Role-specific focus areas

• Contact center: intake, verify, and route consumer rights requests.
• Marketing and digital: tag governance, preference management, and avoiding inadvertent PHI capture.
• IT/security: data mapping, DPIAs, and processor oversight.
• Legal/compliance: exceptions analysis and recordkeeping.

Conclusion

OCPA largely exempts PHI and certain regulated activities, but it still reaches non-PHI consumer data that HIPAA entities handle. By cleanly separating datasets, honoring consumer rights, and embedding DPIAs and training, you can meet OCPA’s data privacy obligations without disrupting care or operations.

FAQs

What data is exempt from the OCPA for HIPAA-covered entities?

Protected Health Information processed under HIPAA, HIPAA-compliant de-identified information, and data handled solely for regulated activities (such as public health reporting or clinical research under applicable rules) are typically exempt. Employment-context data is also generally excluded.

How does the OCPA interact with HIPAA compliance?

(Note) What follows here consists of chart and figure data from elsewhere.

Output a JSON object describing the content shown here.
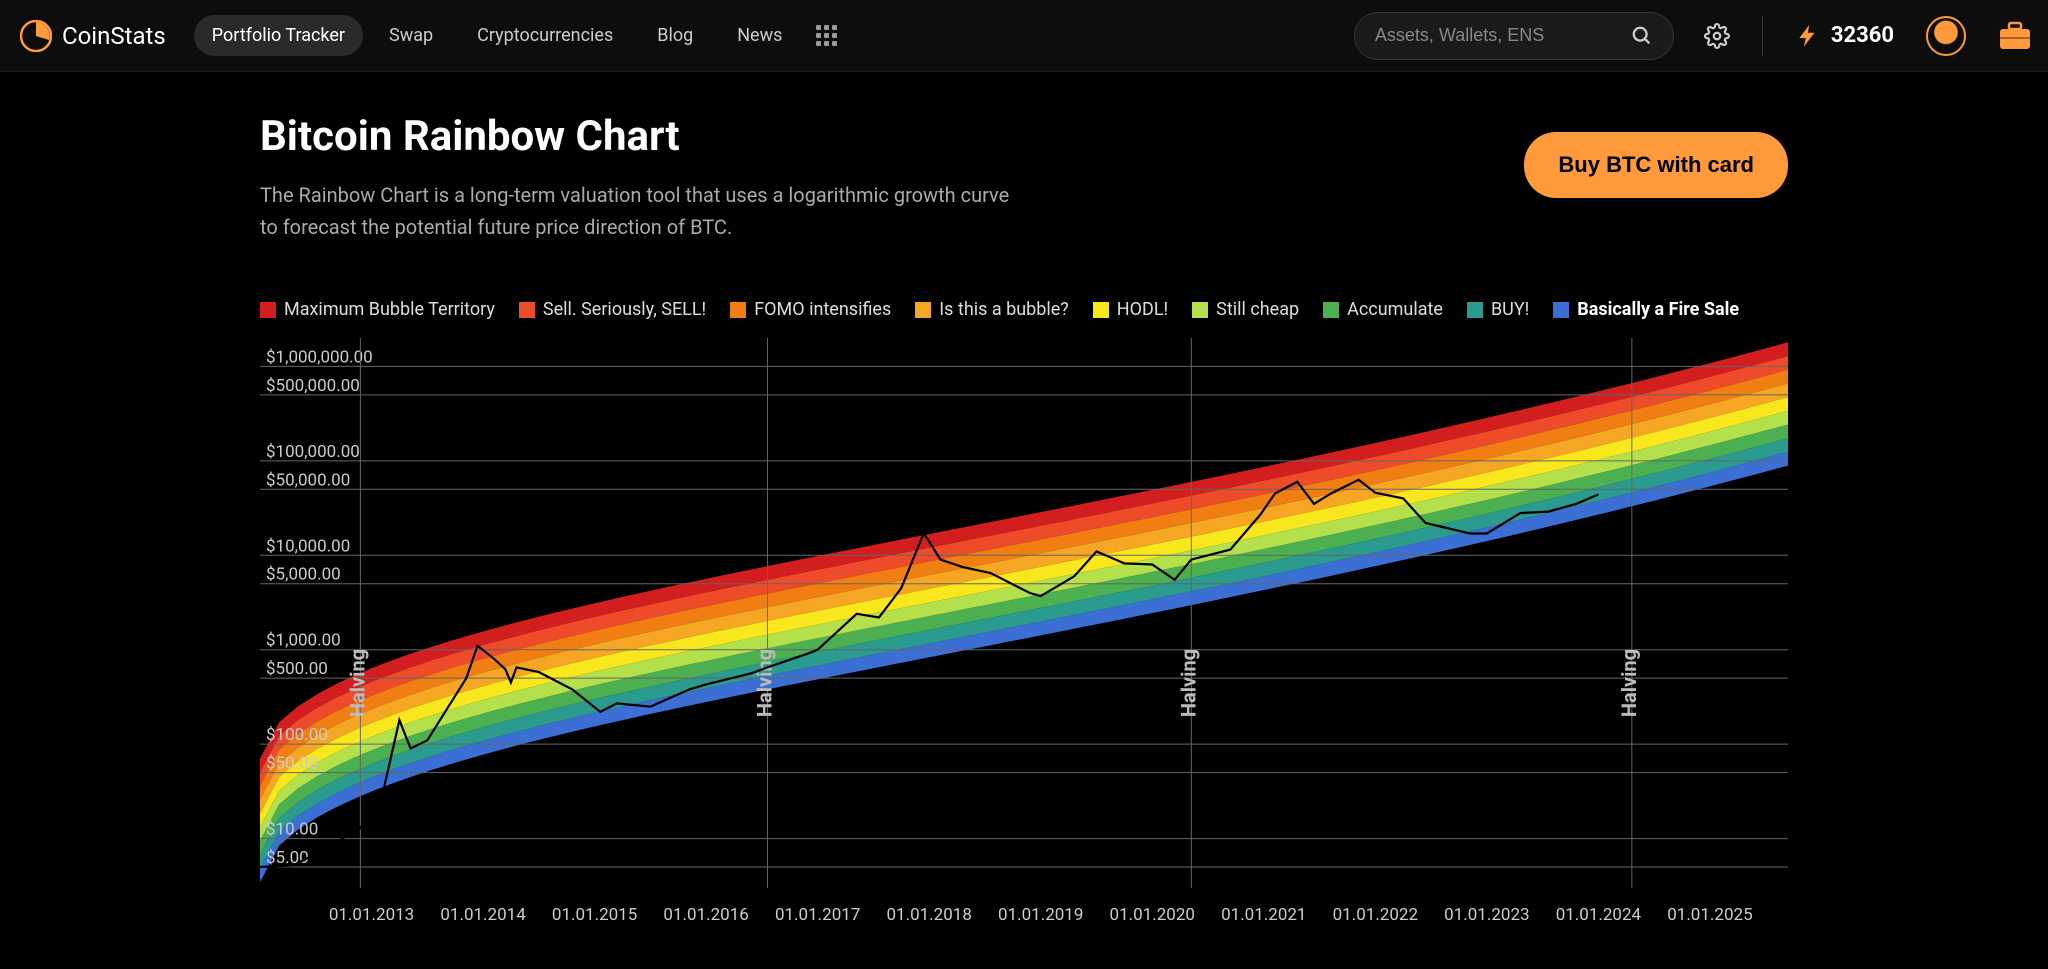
{
  "header": {
    "brand": "CoinStats",
    "nav": [
      "Portfolio Tracker",
      "Swap",
      "Cryptocurrencies",
      "Blog",
      "News"
    ],
    "active_nav_index": 0,
    "search_placeholder": "Assets, Wallets, ENS",
    "points": "32360"
  },
  "page": {
    "title": "Bitcoin Rainbow Chart",
    "subtitle": "The Rainbow Chart is a long-term valuation tool that uses a logarithmic growth curve to forecast the potential future price direction of BTC.",
    "buy_button": "Buy BTC with card"
  },
  "chart": {
    "type": "rainbow-log-chart",
    "background_color": "#000000",
    "grid_color": "#666666",
    "text_color": "#cccccc",
    "price_line_color": "#000000",
    "legend": [
      {
        "label": "Maximum Bubble Territory",
        "color": "#d21e1e"
      },
      {
        "label": "Sell. Seriously, SELL!",
        "color": "#ee4b2b"
      },
      {
        "label": "FOMO intensifies",
        "color": "#f07e13"
      },
      {
        "label": "Is this a bubble?",
        "color": "#f5a623"
      },
      {
        "label": "HODL!",
        "color": "#f8e71c"
      },
      {
        "label": "Still cheap",
        "color": "#b4e04b"
      },
      {
        "label": "Accumulate",
        "color": "#4caf50"
      },
      {
        "label": "BUY!",
        "color": "#2b9a8f"
      },
      {
        "label": "Basically a Fire Sale",
        "color": "#3b6fd4"
      }
    ],
    "y_ticks": [
      {
        "value": 1000000,
        "label": "$1,000,000.00"
      },
      {
        "value": 500000,
        "label": "$500,000.00"
      },
      {
        "value": 100000,
        "label": "$100,000.00"
      },
      {
        "value": 50000,
        "label": "$50,000.00"
      },
      {
        "value": 10000,
        "label": "$10,000.00"
      },
      {
        "value": 5000,
        "label": "$5,000.00"
      },
      {
        "value": 1000,
        "label": "$1,000.00"
      },
      {
        "value": 500,
        "label": "$500.00"
      },
      {
        "value": 100,
        "label": "$100.00"
      },
      {
        "value": 50,
        "label": "$50.00"
      },
      {
        "value": 10,
        "label": "$10.00"
      },
      {
        "value": 5,
        "label": "$5.00"
      }
    ],
    "y_log_min": 3,
    "y_log_max": 2000000,
    "x_ticks": [
      "01.01.2013",
      "01.01.2014",
      "01.01.2015",
      "01.01.2016",
      "01.01.2017",
      "01.01.2018",
      "01.01.2019",
      "01.01.2020",
      "01.01.2021",
      "01.01.2022",
      "01.01.2023",
      "01.01.2024",
      "01.01.2025"
    ],
    "x_min_year": 2012.0,
    "x_max_year": 2025.7,
    "halvings": [
      {
        "year": 2012.9,
        "label": "Halving"
      },
      {
        "year": 2016.55,
        "label": "Halving"
      },
      {
        "year": 2020.35,
        "label": "Halving"
      },
      {
        "year": 2024.3,
        "label": "Halving"
      }
    ],
    "rainbow_top_band": {
      "start_year": 2012.0,
      "start_value": 70,
      "end_year": 2025.7,
      "end_value": 1800000,
      "curvature": 0.45
    },
    "band_thickness_log": 0.145,
    "price_series": [
      {
        "year": 2012.0,
        "price": 5
      },
      {
        "year": 2012.3,
        "price": 5.2
      },
      {
        "year": 2012.6,
        "price": 8
      },
      {
        "year": 2012.9,
        "price": 13
      },
      {
        "year": 2013.1,
        "price": 30
      },
      {
        "year": 2013.25,
        "price": 180
      },
      {
        "year": 2013.35,
        "price": 90
      },
      {
        "year": 2013.5,
        "price": 110
      },
      {
        "year": 2013.85,
        "price": 500
      },
      {
        "year": 2013.95,
        "price": 1100
      },
      {
        "year": 2014.1,
        "price": 800
      },
      {
        "year": 2014.2,
        "price": 620
      },
      {
        "year": 2014.25,
        "price": 450
      },
      {
        "year": 2014.3,
        "price": 650
      },
      {
        "year": 2014.5,
        "price": 580
      },
      {
        "year": 2014.8,
        "price": 380
      },
      {
        "year": 2015.05,
        "price": 220
      },
      {
        "year": 2015.2,
        "price": 270
      },
      {
        "year": 2015.5,
        "price": 250
      },
      {
        "year": 2015.85,
        "price": 380
      },
      {
        "year": 2016.0,
        "price": 430
      },
      {
        "year": 2016.4,
        "price": 560
      },
      {
        "year": 2016.55,
        "price": 650
      },
      {
        "year": 2016.9,
        "price": 900
      },
      {
        "year": 2017.0,
        "price": 1000
      },
      {
        "year": 2017.35,
        "price": 2400
      },
      {
        "year": 2017.55,
        "price": 2200
      },
      {
        "year": 2017.75,
        "price": 4500
      },
      {
        "year": 2017.95,
        "price": 17000
      },
      {
        "year": 2018.0,
        "price": 14000
      },
      {
        "year": 2018.1,
        "price": 9000
      },
      {
        "year": 2018.3,
        "price": 7500
      },
      {
        "year": 2018.55,
        "price": 6500
      },
      {
        "year": 2018.9,
        "price": 4000
      },
      {
        "year": 2019.0,
        "price": 3700
      },
      {
        "year": 2019.3,
        "price": 6000
      },
      {
        "year": 2019.5,
        "price": 11000
      },
      {
        "year": 2019.75,
        "price": 8200
      },
      {
        "year": 2020.0,
        "price": 8000
      },
      {
        "year": 2020.2,
        "price": 5500
      },
      {
        "year": 2020.35,
        "price": 9000
      },
      {
        "year": 2020.7,
        "price": 11500
      },
      {
        "year": 2020.97,
        "price": 27000
      },
      {
        "year": 2021.1,
        "price": 45000
      },
      {
        "year": 2021.3,
        "price": 60000
      },
      {
        "year": 2021.45,
        "price": 35000
      },
      {
        "year": 2021.6,
        "price": 45000
      },
      {
        "year": 2021.85,
        "price": 63000
      },
      {
        "year": 2022.0,
        "price": 46000
      },
      {
        "year": 2022.25,
        "price": 40000
      },
      {
        "year": 2022.45,
        "price": 22000
      },
      {
        "year": 2022.85,
        "price": 17000
      },
      {
        "year": 2023.0,
        "price": 17000
      },
      {
        "year": 2023.3,
        "price": 28000
      },
      {
        "year": 2023.55,
        "price": 29000
      },
      {
        "year": 2023.8,
        "price": 35000
      },
      {
        "year": 2024.0,
        "price": 44000
      }
    ]
  }
}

OCPA defers to HIPAA for PHI and related activities, but it applies to non-PHI consumer data that a HIPAA covered entity collects—such as website analytics, event registrations, or marketing lists. You must therefore run parallel programs: HIPAA for PHI, and OCPA controls for non-PHI.

What are the key compliance steps for HIPAA entities under the OCPA?

Map and segregate PHI versus non-PHI, update privacy notices, implement Consumer Rights Mechanisms, process opt-outs, manage Data Deletion Requests, run DPIAs for high-risk activities, and tighten vendor oversight—especially for advertising and analytics technologies.

How should consumer rights be managed under the OCPA?

Offer simple intake channels, verify identity, determine whether the data is exempt, and respond within required timelines. Provide access, correction, deletion, and portability for eligible data, plus opt-outs from targeted advertising, sale, and certain profiling, with a clear appeals process when requests are denied.